I bought Invisible Maniac for my wife last Christmas for three reasons. She loves The Invisible Man, she loves really bad movies, and buying the digital copy on Amazon Prime couldn’t have cost more than $4. It was worth it. I’m not as big a fan of bad movies as she. Sure I like a good bad movie like SexSquatch or The Greasy Strangler but it’s not enough for a movie to just be bad, it’s got to be brilliantly bad. I don’t expect to win a pulitzer for saying Invisible Maniac isn’t brilliant or even good, and if I’m honest it’s not even disappointing. It’s nearly exactly what I expected. Gratuitous nudity, shower scenes, and casual sexual assault played for laughs.

That’s not to say it’s meritless. There’s enough oddities to make it worth watching as a spectacle. For example it stars 90s pornographic actress and controversy magnet Savannah who famously committed suicide after suffering a face injury during a car accident. Then there’s the weird mute janitor dream sequence. Sorry, let me back up. The janitor at the high school where Dornwinkle murders all these kids is mute and therefore mercilessly mocked by the soon-to-be-dead students. At one point about halfway through the film’s runtime the audience is taken into this janitor’s mess of an apartment where he falls asleep reading a newspaper and dreams horrible wordless dreams about a vampire punk sucking his blood and choking him. He jolts awake saved from his nightmare… only to fall asleep again immediately this time there’s more naked punks choking hims and silently smashing his face with a rock. It doesn’t end there, now he’s wandering around a smoky backyard while a woman stabs a voodoo doll of him with a sewing needle. He somehow remains asleep and finds himself back with the nightmare punks who make agonized faces in their fisheye closeups until a crazy man with a guitar slowly wonders around a garden ogling and screaming as naked women stand around him. It’s the soulless pornographic mockery of German expressionism… and it lasts at least ten minutes. When it’s all over Henry, the janitor, wakes up and is absent from the film for another 25 minutes when he discovers the murdered body of the school principal. THE DREAMS ARE NEVER RELEVANT TO THE STORY! They don’t play into anything later in the film and Henry ends up knocked unconscious on the school bleachers after a student assaults him. Why was this shit in the movie? It’s not only weird and unmotivated but it’s a huge departure from the film’s overall tone and gimmick… except for the nudity I guess. Maybe it’s just me but German Expressionism isn’t a huge turn-on yet here it is, inspiring a weird filler scene in Invisible Maniac. My best guess is that’s exactly what it is, filler. See, Invisible Maniac only runs about 90 minutes which for many films is the magic number to be considered ‘feature length’. My guess, is someone in the production team demanded the film exceed 90 minutes by any means necessary. Hats off, because this is the weirdest and most obvious example of this practice I can recall.

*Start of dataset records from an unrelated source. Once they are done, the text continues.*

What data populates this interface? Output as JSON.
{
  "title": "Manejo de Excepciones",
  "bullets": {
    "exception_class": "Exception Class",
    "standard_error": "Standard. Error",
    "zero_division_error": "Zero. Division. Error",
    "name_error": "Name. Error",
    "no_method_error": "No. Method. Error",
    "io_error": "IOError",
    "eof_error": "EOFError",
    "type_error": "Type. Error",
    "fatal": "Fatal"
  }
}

Lastly is the song. You may recall, in cinematic eons past, that movies would occasionally premiere accompanied by a title pop song. Apparently producers feel that we will not attend their movies unless we have the titles well drilled into our heads in advance. And like The Blob before it, Invisible Maniac is no exception. “He’s Invisible” written and performed by Dan Povenmire and Michael Culross Jr. is a pseudo-punk banger reminiscent of late 80s William’s pinball table soundtracks with a melody that could’ve been a Casio keyboard preset for all I know. Dan Povenmire worked as a storyboard artist for many 80s and 90s cartoons like the Teenage Mutant Ninja Turtles, Rocko’s Modern Life, and James Bond Jr… oh and if it matters to you at all he created Phineas and Ferb a show Michael Culross Jr. worked on as a composer. Small Holly-World.

In conclusion, if you’re into basic nudie-comedies and ten minute interludes where a mute janitor is tormented by naked punks then Invisible Maniac is the only movie for you.